Companies in the MSCI emerging index will boost profits 29 percent in the next year, topping 28 percent growth for MSCI World companies, according to more than 5,000 analysts’ estimates compiled by Bloomberg. Emerging-market companies are also finding better opportunities to reinvest their earnings, producing a return on equity of 14.8 percent, compared with 10.2 percent in the developed world, according to Morgan Stanley.
“The major fundamental reason to expect further outperformance of emerging-market equities versus developed-market equities is the superior return on equity,” Jonathan Garner, the chief Asian and emerging-market strategist at New York-based Morgan Stanley, wrote in an Aug. 25 research note. He estimates the MSCI emerging index will extend its gain over the MSCI World this year to as much as 20 percentage points from about 5 percentage points as of yesterday.
The only time during the past decade that emerging-market shares were valued at premium price-earnings ratios to developed markets was the 10-month period ended May 2008, just before credit markets froze and spurred a collapse in global equity prices, data compiled by Bloomberg show. The MSCI emerging index has traded at an average discount of about 30 percent to the MSCI World index during the past 10 years, the data show.
The MSCI emerging gauge underperformed advanced-nation shares during times of financial stress that sparked global losses during the past two decades including Latin America’s “Tequila Crisis” in 1994 after Mexico’s peso devaluation and Russia’s default on $40 billion of debt in 1998. The peak-to-trough drop in the emerging-market index was 12 percentage points bigger on average during the six retreats, according to data compiled by Bloomberg.

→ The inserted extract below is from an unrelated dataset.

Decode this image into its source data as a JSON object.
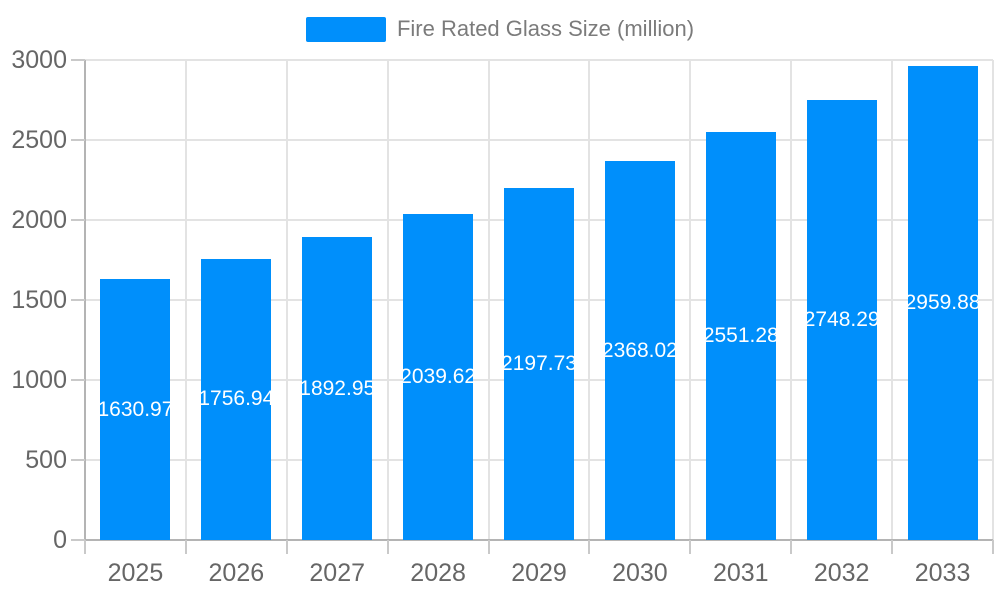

“You would want to see emerging markets handle not just one economic cycle, but several economic cycles, and see some of these gains cemented into place before you can talk about a structural premium,” Stefan Hofer, an emerging-markets equity strategist in Zurich at Bank Julius Baer & Co., which oversees about $160 billion worldwide, said in an interview.

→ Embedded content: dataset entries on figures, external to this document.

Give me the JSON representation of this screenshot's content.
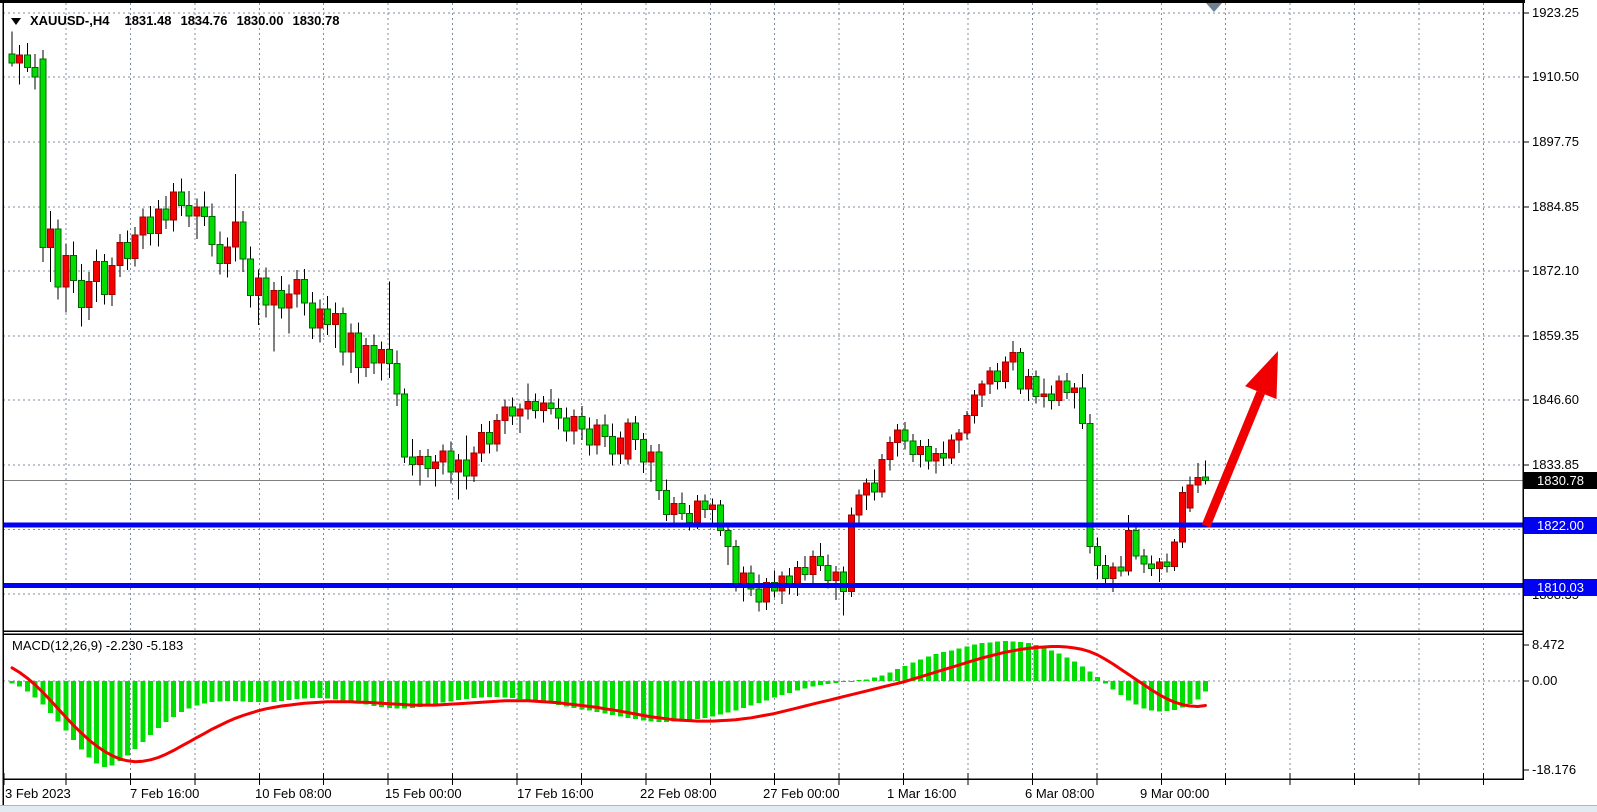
{
  "window": {
    "symbol_period": "XAUUSD-,H4",
    "ohlc": {
      "open": "1831.48",
      "high": "1834.76",
      "low": "1830.00",
      "close": "1830.78"
    }
  },
  "colors": {
    "bull_candle": "#f40000",
    "bear_candle": "#00dd00",
    "wick": "#000000",
    "grid": "#7f8da0",
    "level_line": "#0202f2",
    "current_price_line": "#808080",
    "current_price_box_bg": "#000000",
    "macd_histogram": "#00dd00",
    "macd_signal": "#f40000",
    "trend_arrow": "#f00000",
    "scroll_marker": "#6e8094"
  },
  "chart_data": {
    "type": "candlestick",
    "symbol": "XAUUSD",
    "timeframe": "H4",
    "title_ohlc_text": "1831.48 1834.76 1830.00 1830.78",
    "price_axis": {
      "labels": [
        "1923.25",
        "1910.50",
        "1897.75",
        "1884.85",
        "1872.10",
        "1859.35",
        "1846.60",
        "1833.85"
      ],
      "hidden_partial_label": "1808.35",
      "gridline_step": 12.75
    },
    "time_axis": {
      "labels": [
        "3 Feb 2023",
        "7 Feb 16:00",
        "10 Feb 08:00",
        "15 Feb 00:00",
        "17 Feb 16:00",
        "22 Feb 08:00",
        "27 Feb 00:00",
        "1 Mar 16:00",
        "6 Mar 08:00",
        "9 Mar 00:00"
      ]
    },
    "current_price": 1830.78,
    "levels": [
      {
        "label": "1822.00",
        "value": 1822.0,
        "role": "resistance"
      },
      {
        "label": "1810.03",
        "value": 1810.03,
        "role": "support"
      }
    ],
    "annotations": {
      "trend_arrow": "up-right from 1822.00 level toward 1859 area"
    },
    "candles": [
      [
        1915.0,
        1919.5,
        1912.5,
        1913.2
      ],
      [
        1913.2,
        1916.8,
        1909.0,
        1914.8
      ],
      [
        1914.8,
        1917.2,
        1911.5,
        1912.3
      ],
      [
        1912.3,
        1915.0,
        1908.0,
        1910.5
      ],
      [
        1914.0,
        1915.8,
        1873.9,
        1876.8
      ],
      [
        1876.8,
        1884.0,
        1870.0,
        1880.5
      ],
      [
        1880.5,
        1882.3,
        1866.5,
        1869.0
      ],
      [
        1869.0,
        1877.5,
        1864.0,
        1875.2
      ],
      [
        1875.2,
        1878.0,
        1867.8,
        1870.3
      ],
      [
        1870.3,
        1873.5,
        1861.2,
        1865.0
      ],
      [
        1865.0,
        1872.0,
        1862.5,
        1870.1
      ],
      [
        1870.1,
        1876.4,
        1866.0,
        1874.0
      ],
      [
        1874.0,
        1875.5,
        1865.5,
        1867.5
      ],
      [
        1867.5,
        1874.8,
        1865.2,
        1873.2
      ],
      [
        1873.2,
        1879.5,
        1871.0,
        1877.8
      ],
      [
        1877.8,
        1880.2,
        1872.4,
        1874.6
      ],
      [
        1874.6,
        1880.8,
        1873.0,
        1879.3
      ],
      [
        1879.3,
        1884.5,
        1876.5,
        1882.8
      ],
      [
        1882.8,
        1885.0,
        1877.2,
        1879.6
      ],
      [
        1879.6,
        1886.2,
        1877.0,
        1884.4
      ],
      [
        1884.4,
        1887.0,
        1880.5,
        1882.2
      ],
      [
        1882.2,
        1889.5,
        1880.0,
        1887.8
      ],
      [
        1887.8,
        1890.4,
        1883.0,
        1885.1
      ],
      [
        1885.1,
        1888.0,
        1880.8,
        1883.0
      ],
      [
        1883.0,
        1886.5,
        1878.5,
        1884.8
      ],
      [
        1884.8,
        1887.9,
        1881.0,
        1882.9
      ],
      [
        1882.9,
        1885.5,
        1875.0,
        1877.4
      ],
      [
        1877.4,
        1880.0,
        1871.5,
        1873.6
      ],
      [
        1873.6,
        1878.8,
        1870.9,
        1876.9
      ],
      [
        1876.9,
        1891.3,
        1874.0,
        1881.8
      ],
      [
        1881.8,
        1884.0,
        1872.0,
        1874.5
      ],
      [
        1874.5,
        1877.0,
        1865.0,
        1867.3
      ],
      [
        1867.3,
        1872.5,
        1861.5,
        1870.8
      ],
      [
        1870.8,
        1872.9,
        1863.0,
        1865.4
      ],
      [
        1865.4,
        1870.0,
        1856.3,
        1868.3
      ],
      [
        1868.3,
        1871.2,
        1862.8,
        1864.9
      ],
      [
        1864.9,
        1869.5,
        1859.8,
        1867.6
      ],
      [
        1867.6,
        1872.4,
        1865.0,
        1870.5
      ],
      [
        1870.5,
        1872.6,
        1863.4,
        1865.8
      ],
      [
        1865.8,
        1868.0,
        1858.7,
        1860.9
      ],
      [
        1860.9,
        1866.5,
        1858.0,
        1864.7
      ],
      [
        1864.7,
        1867.2,
        1859.5,
        1861.6
      ],
      [
        1861.6,
        1865.9,
        1857.0,
        1863.8
      ],
      [
        1863.8,
        1865.0,
        1853.5,
        1856.2
      ],
      [
        1856.2,
        1861.8,
        1852.0,
        1859.9
      ],
      [
        1859.9,
        1862.0,
        1849.9,
        1853.1
      ],
      [
        1853.1,
        1858.9,
        1851.2,
        1857.4
      ],
      [
        1857.4,
        1859.6,
        1851.8,
        1854.0
      ],
      [
        1854.0,
        1858.2,
        1850.5,
        1856.7
      ],
      [
        1856.7,
        1870.1,
        1851.0,
        1853.9
      ],
      [
        1853.9,
        1856.5,
        1845.5,
        1847.9
      ],
      [
        1847.9,
        1849.0,
        1834.2,
        1835.4
      ],
      [
        1835.4,
        1839.0,
        1831.8,
        1833.9
      ],
      [
        1833.9,
        1836.8,
        1829.8,
        1835.5
      ],
      [
        1835.5,
        1837.0,
        1831.4,
        1833.2
      ],
      [
        1833.2,
        1835.8,
        1829.6,
        1834.4
      ],
      [
        1834.4,
        1837.9,
        1832.0,
        1836.6
      ],
      [
        1836.6,
        1838.5,
        1830.2,
        1832.5
      ],
      [
        1832.5,
        1836.0,
        1827.0,
        1834.8
      ],
      [
        1834.8,
        1839.7,
        1829.0,
        1831.7
      ],
      [
        1831.7,
        1837.5,
        1830.5,
        1836.2
      ],
      [
        1836.2,
        1841.9,
        1834.4,
        1840.3
      ],
      [
        1840.3,
        1842.5,
        1836.1,
        1838.0
      ],
      [
        1838.0,
        1843.9,
        1836.5,
        1842.6
      ],
      [
        1842.6,
        1846.8,
        1840.0,
        1845.3
      ],
      [
        1845.3,
        1847.2,
        1841.7,
        1843.5
      ],
      [
        1843.5,
        1846.0,
        1840.2,
        1844.9
      ],
      [
        1844.9,
        1849.9,
        1842.8,
        1846.4
      ],
      [
        1846.4,
        1848.0,
        1843.0,
        1844.6
      ],
      [
        1844.6,
        1847.5,
        1842.2,
        1846.1
      ],
      [
        1846.1,
        1848.9,
        1843.8,
        1845.0
      ],
      [
        1845.0,
        1847.0,
        1840.9,
        1843.1
      ],
      [
        1843.1,
        1845.2,
        1838.5,
        1840.6
      ],
      [
        1840.6,
        1844.8,
        1837.9,
        1843.4
      ],
      [
        1843.4,
        1845.5,
        1838.8,
        1841.0
      ],
      [
        1841.0,
        1843.2,
        1835.7,
        1837.8
      ],
      [
        1837.8,
        1842.9,
        1835.9,
        1841.7
      ],
      [
        1841.7,
        1843.8,
        1837.4,
        1839.5
      ],
      [
        1839.5,
        1842.0,
        1833.8,
        1836.0
      ],
      [
        1836.0,
        1840.5,
        1834.0,
        1839.2
      ],
      [
        1835.0,
        1843.0,
        1833.9,
        1842.1
      ],
      [
        1842.1,
        1843.5,
        1836.8,
        1838.9
      ],
      [
        1838.9,
        1840.2,
        1832.3,
        1834.4
      ],
      [
        1834.4,
        1837.8,
        1830.5,
        1836.4
      ],
      [
        1836.4,
        1838.0,
        1826.9,
        1828.8
      ],
      [
        1828.8,
        1831.0,
        1822.8,
        1824.1
      ],
      [
        1824.1,
        1827.5,
        1821.8,
        1826.2
      ],
      [
        1826.2,
        1828.4,
        1823.0,
        1824.3
      ],
      [
        1824.3,
        1826.0,
        1820.9,
        1822.5
      ],
      [
        1822.5,
        1827.9,
        1821.2,
        1826.7
      ],
      [
        1826.7,
        1828.0,
        1823.4,
        1825.1
      ],
      [
        1825.1,
        1827.2,
        1822.0,
        1826.0
      ],
      [
        1826.0,
        1826.9,
        1819.8,
        1820.9
      ],
      [
        1820.9,
        1822.4,
        1814.1,
        1817.8
      ],
      [
        1817.8,
        1819.0,
        1808.9,
        1810.1
      ],
      [
        1810.1,
        1813.8,
        1806.9,
        1812.5
      ],
      [
        1812.5,
        1814.0,
        1808.0,
        1809.4
      ],
      [
        1809.4,
        1812.2,
        1804.9,
        1806.8
      ],
      [
        1806.8,
        1811.5,
        1805.2,
        1810.6
      ],
      [
        1810.6,
        1813.0,
        1807.7,
        1809.0
      ],
      [
        1809.0,
        1812.8,
        1806.4,
        1811.9
      ],
      [
        1811.9,
        1813.5,
        1808.3,
        1809.8
      ],
      [
        1809.8,
        1814.9,
        1808.0,
        1813.6
      ],
      [
        1813.6,
        1815.9,
        1811.0,
        1812.2
      ],
      [
        1812.2,
        1817.0,
        1810.5,
        1815.8
      ],
      [
        1815.8,
        1818.4,
        1812.9,
        1814.0
      ],
      [
        1814.0,
        1816.2,
        1809.5,
        1811.0
      ],
      [
        1811.0,
        1813.9,
        1807.2,
        1812.7
      ],
      [
        1812.7,
        1813.8,
        1804.1,
        1808.9
      ],
      [
        1808.9,
        1825.5,
        1807.8,
        1824.0
      ],
      [
        1824.0,
        1829.0,
        1821.5,
        1827.9
      ],
      [
        1827.9,
        1831.2,
        1825.0,
        1830.3
      ],
      [
        1830.3,
        1833.0,
        1826.8,
        1828.5
      ],
      [
        1828.5,
        1836.0,
        1827.4,
        1834.9
      ],
      [
        1834.9,
        1839.5,
        1832.8,
        1838.3
      ],
      [
        1838.3,
        1841.9,
        1835.5,
        1840.8
      ],
      [
        1840.8,
        1842.3,
        1836.9,
        1838.6
      ],
      [
        1838.6,
        1840.0,
        1834.4,
        1835.9
      ],
      [
        1835.9,
        1838.8,
        1833.4,
        1837.5
      ],
      [
        1837.5,
        1839.0,
        1833.0,
        1834.6
      ],
      [
        1834.6,
        1837.2,
        1832.2,
        1836.1
      ],
      [
        1836.1,
        1838.5,
        1833.7,
        1835.2
      ],
      [
        1835.2,
        1839.9,
        1834.0,
        1838.8
      ],
      [
        1838.8,
        1841.0,
        1836.2,
        1840.2
      ],
      [
        1840.2,
        1844.5,
        1838.9,
        1843.6
      ],
      [
        1843.6,
        1848.7,
        1842.0,
        1847.7
      ],
      [
        1847.7,
        1850.5,
        1845.3,
        1849.8
      ],
      [
        1849.8,
        1853.2,
        1847.9,
        1852.4
      ],
      [
        1852.4,
        1854.0,
        1848.8,
        1850.3
      ],
      [
        1850.3,
        1855.3,
        1849.0,
        1854.2
      ],
      [
        1854.2,
        1858.3,
        1852.5,
        1856.1
      ],
      [
        1856.1,
        1857.0,
        1847.9,
        1848.9
      ],
      [
        1848.9,
        1852.8,
        1846.5,
        1851.3
      ],
      [
        1851.3,
        1852.5,
        1846.0,
        1847.4
      ],
      [
        1847.4,
        1850.9,
        1845.2,
        1847.9
      ],
      [
        1847.9,
        1849.5,
        1844.8,
        1846.6
      ],
      [
        1846.6,
        1851.5,
        1845.5,
        1850.4
      ],
      [
        1850.4,
        1852.0,
        1846.9,
        1848.2
      ],
      [
        1848.2,
        1850.0,
        1845.0,
        1849.1
      ],
      [
        1849.1,
        1851.8,
        1841.0,
        1842.0
      ],
      [
        1842.0,
        1843.9,
        1816.4,
        1817.8
      ],
      [
        1817.8,
        1819.5,
        1811.3,
        1814.0
      ],
      [
        1814.0,
        1816.1,
        1809.6,
        1811.4
      ],
      [
        1811.4,
        1814.6,
        1808.8,
        1813.7
      ],
      [
        1813.7,
        1815.9,
        1811.8,
        1812.9
      ],
      [
        1812.9,
        1824.0,
        1812.0,
        1820.9
      ],
      [
        1820.9,
        1822.0,
        1815.2,
        1815.9
      ],
      [
        1815.9,
        1817.3,
        1812.5,
        1814.3
      ],
      [
        1814.3,
        1816.0,
        1811.9,
        1813.4
      ],
      [
        1813.4,
        1815.5,
        1810.7,
        1814.7
      ],
      [
        1814.7,
        1816.4,
        1812.6,
        1813.8
      ],
      [
        1813.8,
        1819.2,
        1812.9,
        1818.6
      ],
      [
        1818.6,
        1829.6,
        1817.5,
        1828.4
      ],
      [
        1825.4,
        1831.6,
        1824.6,
        1829.9
      ],
      [
        1829.9,
        1834.2,
        1828.3,
        1831.4
      ],
      [
        1831.48,
        1834.76,
        1830.0,
        1830.78
      ]
    ],
    "macd": {
      "label": "MACD(12,26,9) -2.230 -5.183",
      "main_value": "-2.230",
      "signal_value": "-5.183",
      "axis_max": "8.472",
      "axis_zero": "0.00",
      "axis_min": "-18.176",
      "histogram": [
        -0.5,
        -1.2,
        -2.2,
        -3.5,
        -5.0,
        -6.8,
        -8.6,
        -10.5,
        -12.5,
        -14.5,
        -16.2,
        -17.5,
        -18.2,
        -17.9,
        -17.0,
        -15.8,
        -14.4,
        -12.9,
        -11.4,
        -10.0,
        -8.7,
        -7.6,
        -6.6,
        -5.8,
        -5.2,
        -4.8,
        -4.5,
        -4.3,
        -4.2,
        -4.2,
        -4.3,
        -4.4,
        -4.5,
        -4.5,
        -4.4,
        -4.2,
        -4.0,
        -3.8,
        -3.7,
        -3.6,
        -3.6,
        -3.7,
        -3.9,
        -4.1,
        -4.4,
        -4.7,
        -5.0,
        -5.3,
        -5.5,
        -5.7,
        -5.8,
        -5.8,
        -5.7,
        -5.5,
        -5.2,
        -4.9,
        -4.6,
        -4.3,
        -4.0,
        -3.8,
        -3.6,
        -3.5,
        -3.4,
        -3.4,
        -3.5,
        -3.6,
        -3.8,
        -4.0,
        -4.2,
        -4.5,
        -4.8,
        -5.1,
        -5.4,
        -5.7,
        -6.0,
        -6.3,
        -6.6,
        -6.9,
        -7.2,
        -7.5,
        -7.8,
        -8.1,
        -8.4,
        -8.6,
        -8.7,
        -8.7,
        -8.6,
        -8.5,
        -8.3,
        -8.1,
        -7.8,
        -7.5,
        -7.1,
        -6.7,
        -6.2,
        -5.7,
        -5.2,
        -4.7,
        -4.1,
        -3.5,
        -3.0,
        -2.5,
        -2.0,
        -1.6,
        -1.2,
        -0.9,
        -0.6,
        -0.4,
        -0.2,
        -0.1,
        0.1,
        0.3,
        0.7,
        1.2,
        1.8,
        2.5,
        3.2,
        3.9,
        4.6,
        5.2,
        5.7,
        6.1,
        6.5,
        6.9,
        7.3,
        7.7,
        8.0,
        8.2,
        8.4,
        8.47,
        8.4,
        8.3,
        8.0,
        7.6,
        7.1,
        6.5,
        5.8,
        5.0,
        4.1,
        3.1,
        2.0,
        0.8,
        -0.5,
        -1.8,
        -3.0,
        -4.1,
        -5.0,
        -5.8,
        -6.3,
        -6.5,
        -6.4,
        -6.1,
        -5.6,
        -4.9,
        -3.9,
        -2.23
      ],
      "signal": [
        2.8,
        1.8,
        0.6,
        -0.8,
        -2.4,
        -4.1,
        -5.9,
        -7.7,
        -9.4,
        -11.0,
        -12.5,
        -13.8,
        -14.9,
        -15.8,
        -16.5,
        -16.9,
        -17.1,
        -17.0,
        -16.7,
        -16.2,
        -15.5,
        -14.7,
        -13.8,
        -12.9,
        -12.0,
        -11.1,
        -10.2,
        -9.4,
        -8.6,
        -7.9,
        -7.3,
        -6.8,
        -6.3,
        -5.9,
        -5.6,
        -5.3,
        -5.1,
        -4.9,
        -4.7,
        -4.6,
        -4.5,
        -4.4,
        -4.4,
        -4.4,
        -4.4,
        -4.5,
        -4.5,
        -4.6,
        -4.7,
        -4.8,
        -4.9,
        -5.0,
        -5.1,
        -5.1,
        -5.1,
        -5.1,
        -5.0,
        -4.9,
        -4.8,
        -4.7,
        -4.6,
        -4.5,
        -4.4,
        -4.3,
        -4.2,
        -4.2,
        -4.2,
        -4.2,
        -4.3,
        -4.4,
        -4.5,
        -4.6,
        -4.8,
        -5.0,
        -5.2,
        -5.4,
        -5.6,
        -5.9,
        -6.1,
        -6.4,
        -6.7,
        -7.0,
        -7.3,
        -7.6,
        -7.8,
        -8.0,
        -8.2,
        -8.3,
        -8.4,
        -8.5,
        -8.5,
        -8.5,
        -8.4,
        -8.3,
        -8.2,
        -8.0,
        -7.8,
        -7.5,
        -7.2,
        -6.9,
        -6.5,
        -6.1,
        -5.7,
        -5.3,
        -4.9,
        -4.5,
        -4.1,
        -3.7,
        -3.3,
        -2.9,
        -2.5,
        -2.1,
        -1.7,
        -1.3,
        -0.9,
        -0.5,
        -0.1,
        0.4,
        0.9,
        1.4,
        1.9,
        2.4,
        2.9,
        3.4,
        3.9,
        4.4,
        4.9,
        5.3,
        5.7,
        6.1,
        6.4,
        6.7,
        6.9,
        7.1,
        7.2,
        7.3,
        7.3,
        7.2,
        7.0,
        6.7,
        6.2,
        5.5,
        4.6,
        3.6,
        2.5,
        1.4,
        0.3,
        -0.8,
        -1.9,
        -2.9,
        -3.8,
        -4.5,
        -5.0,
        -5.3,
        -5.4,
        -5.183
      ]
    }
  }
}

The MSCI emerging gauge’s price-earnings ratio is still 22 percent below its level of 18 in October 2007, when the index hit an all-time high, according to data compiled by Bloomberg. The gauge is valued at 11 times analysts’ earnings estimates for the next 12 months, compared with 11.7 for the MSCI World index, the data show.
Templeton Asset Management Ltd.’s Mark Mobius said in an interview with Bloomberg Radio on Aug. 20 that he’s “very, very confident” buying emerging-market equities because of faster economic growth and lower debt levels than advanced nations.
Mobius, who oversees about $34 billion in developing countries, said his biggest holdings are Brazilian shares including Sao Paulo-based BRF - Brasil Foods SA, a processor of poultry, pasta and soybeans. The stock trades at 51 times reported earnings, and analysts predict profits will climb 76 percent next year, according to data compiled by Bloomberg. The valuation compares with a price-earnings ratio of 13 for Omaha-based ConAgra Foods Inc., which is forecast to boost profits by about 9 percent, the data show.
China Dongxiang Group Co., a Hong Kong-based sportswear retailer, is a top pick at Morgan Stanley. The shares trade for 13.4 times reported profits, compared with 10.3 times for New York-based Jones Apparel Group Inc. Dongxiang Group’s projected annual growth rate of 14 percent during the next three to five years compares with the 9 percent forecast for Jones Apparel, according to analysts’ estimates compiled by Bloomberg.
“In emerging markets, valuations are getting rich because you know the long-term story is very strong,” Frederick Searby, a New York-based Latin America equity strategist at Deutsche Bank, said in an interview. “The growth prospects are much better.”